She has been using the episode as an example of her foreign policy bona fides.
“I certainly do remember that trip to Bosnia,” she said last week. “There was a saying around the White House that if a place was too small, too poor, or too dangerous, the president couldn’t go, so send the First Lady.
“I remember landing under sniper fire. There was supposed to be some kind of a greeting ceremony at the airport, but instead we just ran with our heads down to get into the vehicles to get to our base.”
But her account has been challenged, first by Sinbad, the comedian, who traveled with her, and then by news organizations, most notably the Washington Post, which awarded her four “Pinnochios” which it gives for major “whoppers.”

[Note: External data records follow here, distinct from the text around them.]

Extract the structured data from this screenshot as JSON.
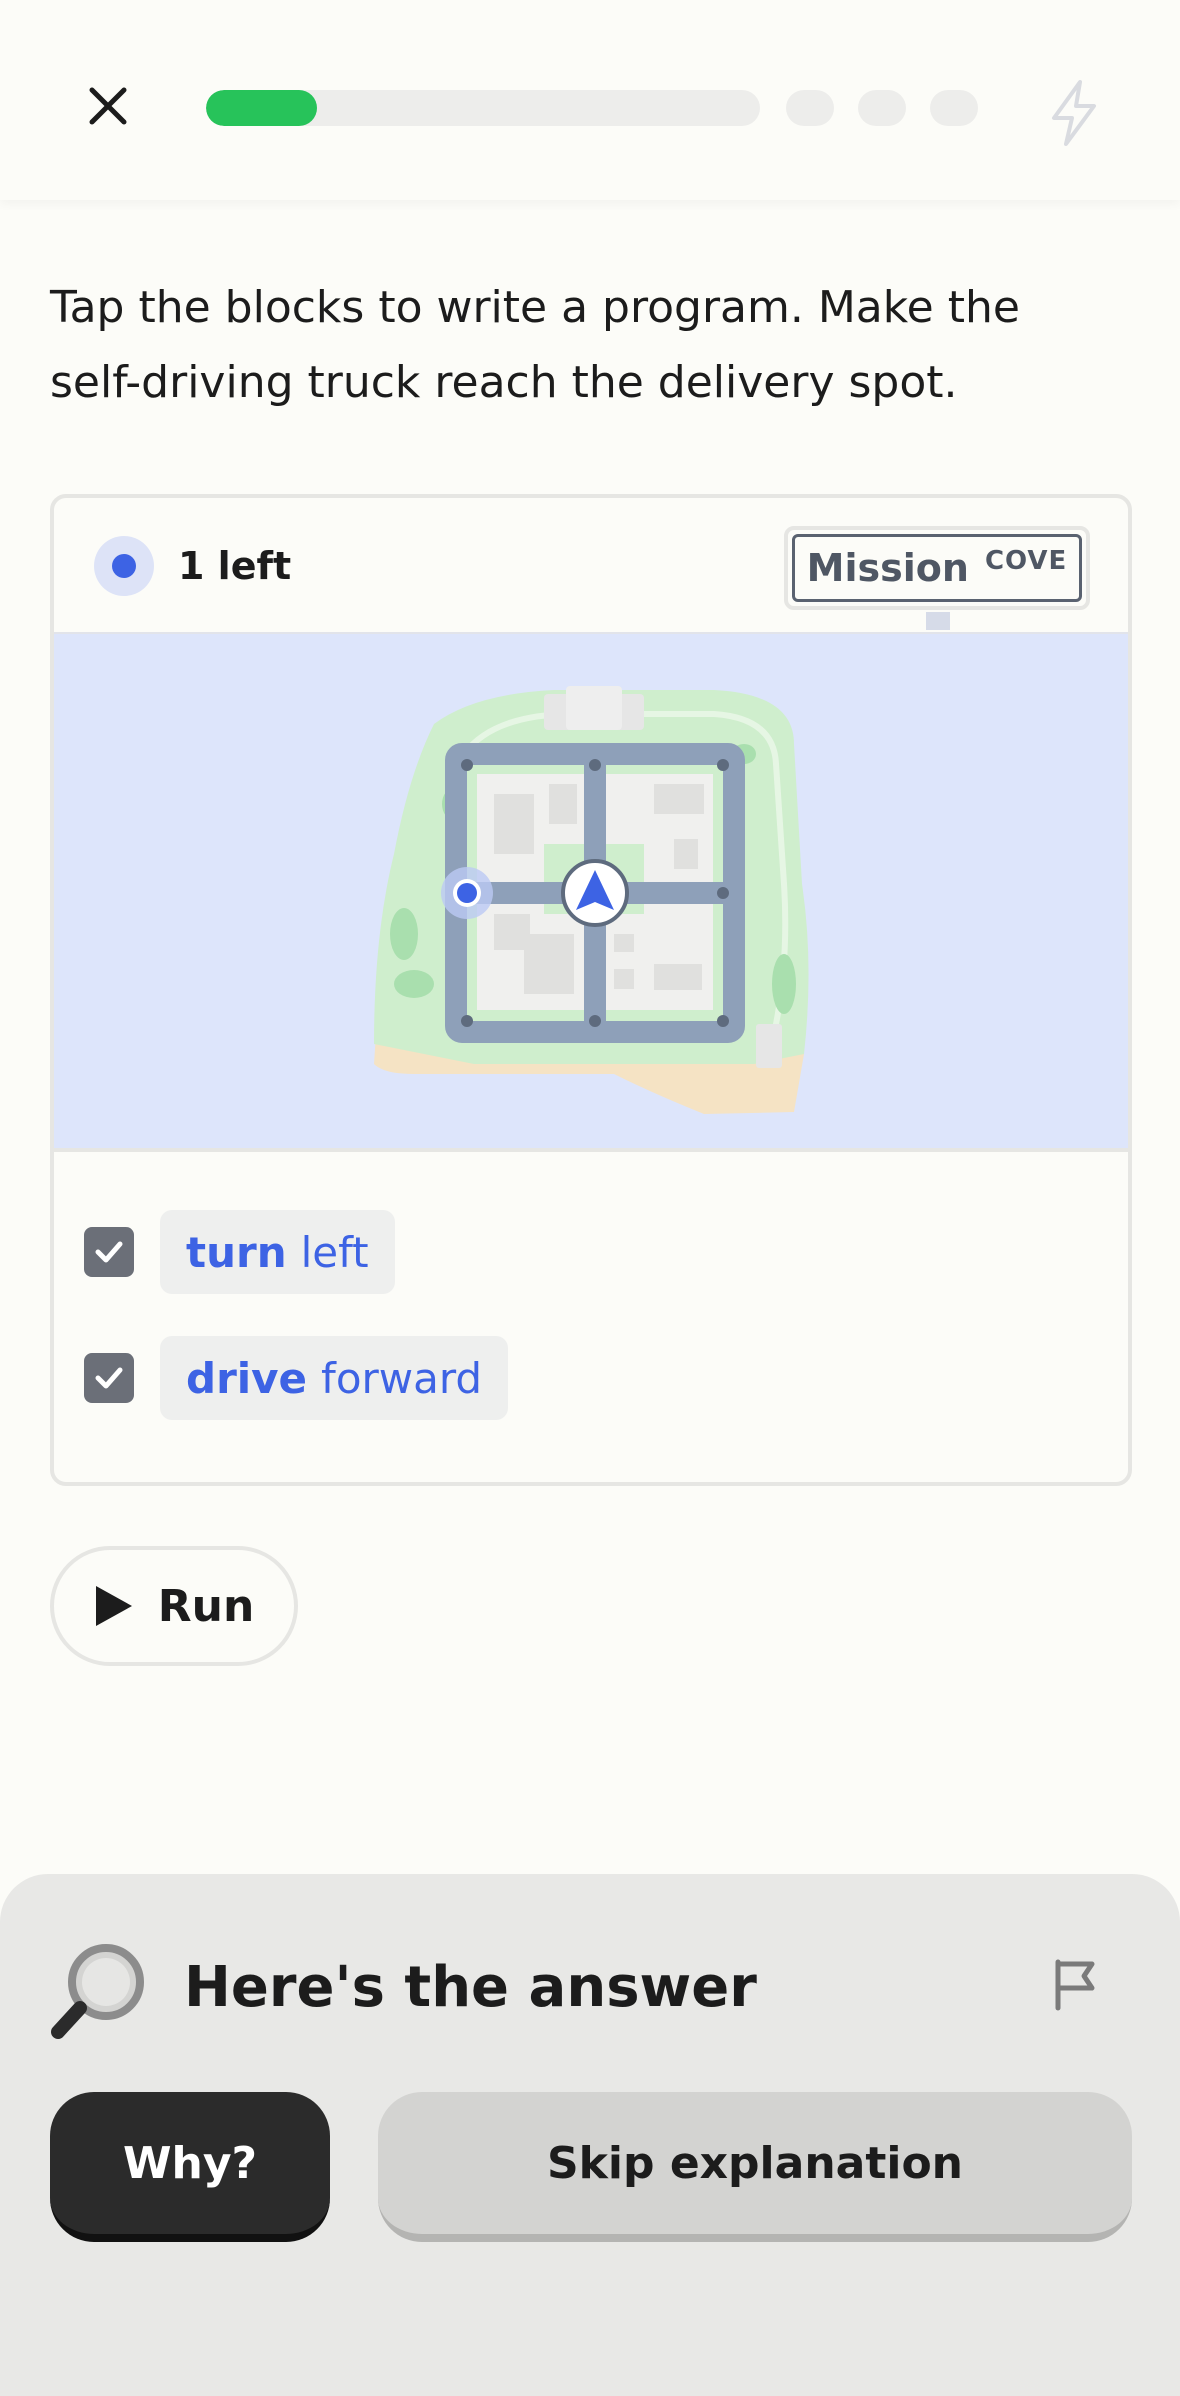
{
  "header": {
    "close_icon": "close-icon",
    "progress_fraction": 0.2,
    "progress_color": "#27c35a",
    "remaining_steps": 3,
    "streak_icon": "bolt-icon"
  },
  "prompt": {
    "line1": "Tap the blocks to write a program. Make the",
    "line2": "self-driving truck reach the delivery spot."
  },
  "puzzle": {
    "moves_left_label": "1 left",
    "mission_badge": {
      "word": "Mission",
      "sub": "COVE"
    },
    "map": {
      "water_color": "#dde5fb",
      "truck_icon": "navigation-arrow-icon",
      "destination_icon": "destination-dot-icon"
    },
    "blocks": [
      {
        "keyword": "turn",
        "argument": "left",
        "checked": true
      },
      {
        "keyword": "drive",
        "argument": "forward",
        "checked": true
      }
    ]
  },
  "run_button": {
    "label": "Run",
    "icon": "play-icon"
  },
  "answer_sheet": {
    "title": "Here's the answer",
    "icon": "magnifier-icon",
    "report_icon": "flag-icon",
    "why_label": "Why?",
    "skip_label": "Skip explanation"
  },
  "colors": {
    "accent_blue": "#3d63e4",
    "dark_button": "#2b2b2b"
  }
}
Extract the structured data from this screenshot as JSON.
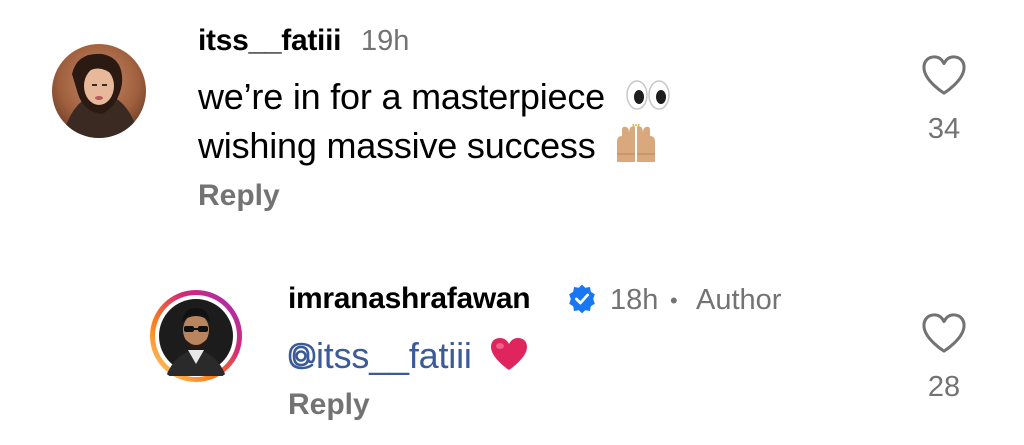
{
  "comments": [
    {
      "username": "itss__fatiii",
      "time": "19h",
      "lines": [
        "we’re in for a masterpiece",
        "wishing massive success"
      ],
      "emojis": [
        "eyes",
        "raising-hands"
      ],
      "reply_label": "Reply",
      "likes": "34"
    },
    {
      "username": "imranashrafawan",
      "time": "18h",
      "separator": "•",
      "badge": "Author",
      "mention": "itss__fatiii",
      "reply_label": "Reply",
      "likes": "28"
    }
  ],
  "colors": {
    "meta_gray": "#737373",
    "mention_blue": "#3a5a9a",
    "verified_blue": "#1877f2",
    "heart_red": "#e0245e"
  },
  "icons": [
    "heart-outline-icon",
    "verified-icon",
    "mention-at-icon",
    "eyes-emoji",
    "raising-hands-emoji",
    "red-heart-emoji"
  ]
}
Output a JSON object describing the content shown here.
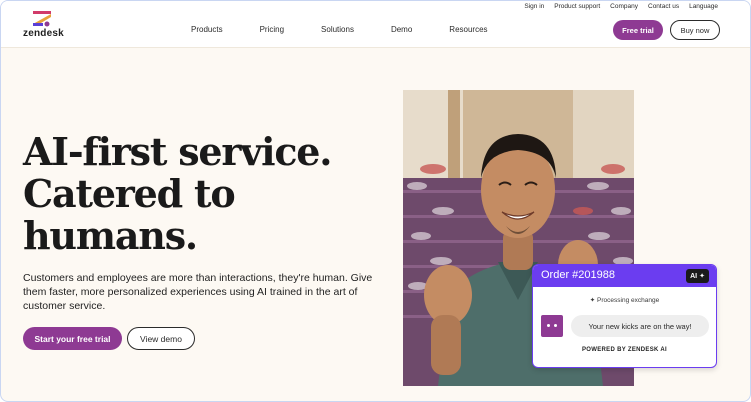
{
  "brand": {
    "name": "zendesk"
  },
  "utility_nav": [
    "Sign in",
    "Product support",
    "Company",
    "Contact us",
    "Language"
  ],
  "main_nav": [
    "Products",
    "Pricing",
    "Solutions",
    "Demo",
    "Resources"
  ],
  "header_buttons": {
    "free_trial": "Free trial",
    "buy_now": "Buy now"
  },
  "hero": {
    "title_lines": [
      "AI-first service.",
      "Catered to",
      "humans."
    ],
    "description": "Customers and employees are more than interactions, they're human. Give them faster, more personalized experiences using AI trained in the art of customer service.",
    "primary_cta": "Start your free trial",
    "secondary_cta": "View demo"
  },
  "ai_card": {
    "order_title": "Order #201988",
    "badge": "AI",
    "processing": "Processing exchange",
    "message": "Your new kicks are on the way!",
    "powered_by": "POWERED BY ZENDESK AI"
  },
  "colors": {
    "accent_purple": "#8e3a93",
    "card_violet": "#6b3df0",
    "page_bg": "#fdf9f3"
  }
}
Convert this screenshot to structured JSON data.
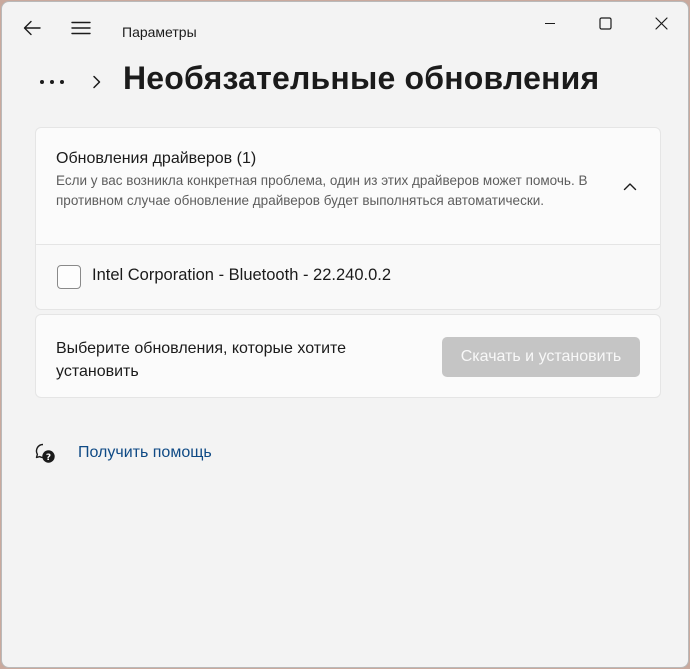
{
  "titlebar": {
    "app_title": "Параметры",
    "back_icon": "back-arrow-icon",
    "menu_icon": "hamburger-icon",
    "controls": [
      "minimize-icon",
      "maximize-icon",
      "close-icon"
    ]
  },
  "breadcrumb": {
    "more_icon": "more-dots-icon",
    "separator_icon": "chevron-right-icon",
    "title": "Необязательные обновления"
  },
  "driver_updates": {
    "title": "Обновления драйверов (1)",
    "description": "Если у вас возникла конкретная проблема, один из этих драйверов может помочь. В противном случае обновление драйверов будет выполняться автоматически.",
    "expanded": true,
    "chevron_icon": "chevron-up-icon",
    "items": [
      {
        "label": "Intel Corporation - Bluetooth - 22.240.0.2",
        "checked": false
      }
    ]
  },
  "action": {
    "prompt": "Выберите обновления, которые хотите установить",
    "install_label": "Скачать и установить",
    "install_enabled": false
  },
  "help": {
    "icon": "help-chat-icon",
    "label": "Получить помощь"
  },
  "colors": {
    "window_bg": "#f3f3f3",
    "card_bg": "#fbfbfb",
    "link": "#0f4a85",
    "disabled_button": "#c5c5c5"
  }
}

A number of videos have been posted to YouTube juxtaposing a CBS news report with Mrs. Clinton’s statements last week:
Asked today to square her recent descriptions with these accounts, Howard Wolfson, her spokesman, referred to several contemporaneous news accounts that described the region as hostile. He then added: “It is possible in the most recent instance in which she discussed this that she misspoke in regard to the exit from the plane, but there is no question if you look at contemporaneous accounts that she was going to a potential combat zone, that she was on the front lines.”
Asked at a later point in the call to clarify his comment, Mr. Wolfson said that news accounts at the time made clear that the area in which she was landing was “a potential combat zone and was hazardous.”
He said that in her memoir, “Living History,” she wrote about sniper fire in the hills and “clearly meant to say that” when she brought it up last week. He said she had described the event many times the same way and that “in one instance she said it slightly differently.”
A third reporter then asked about it, prompting Mr. Howard to read the relevant passage from her book, in which she wrote: “Due to reports of snipers in the hills around the airstrip, we were forced to cut short an event on the tarmac with local children.” He repeated that this was the one time in which she misspoke.
But this formulation was at least the second time in recent weeks that she described the sniper fire. She mentioned it on Feb. 29 in Waco, Tex., when she was rolling out her “red phone” commercial, recalling the trip to Bosnia and saying that the welcoming ceremony “had to be moved inside because of sniper fire.”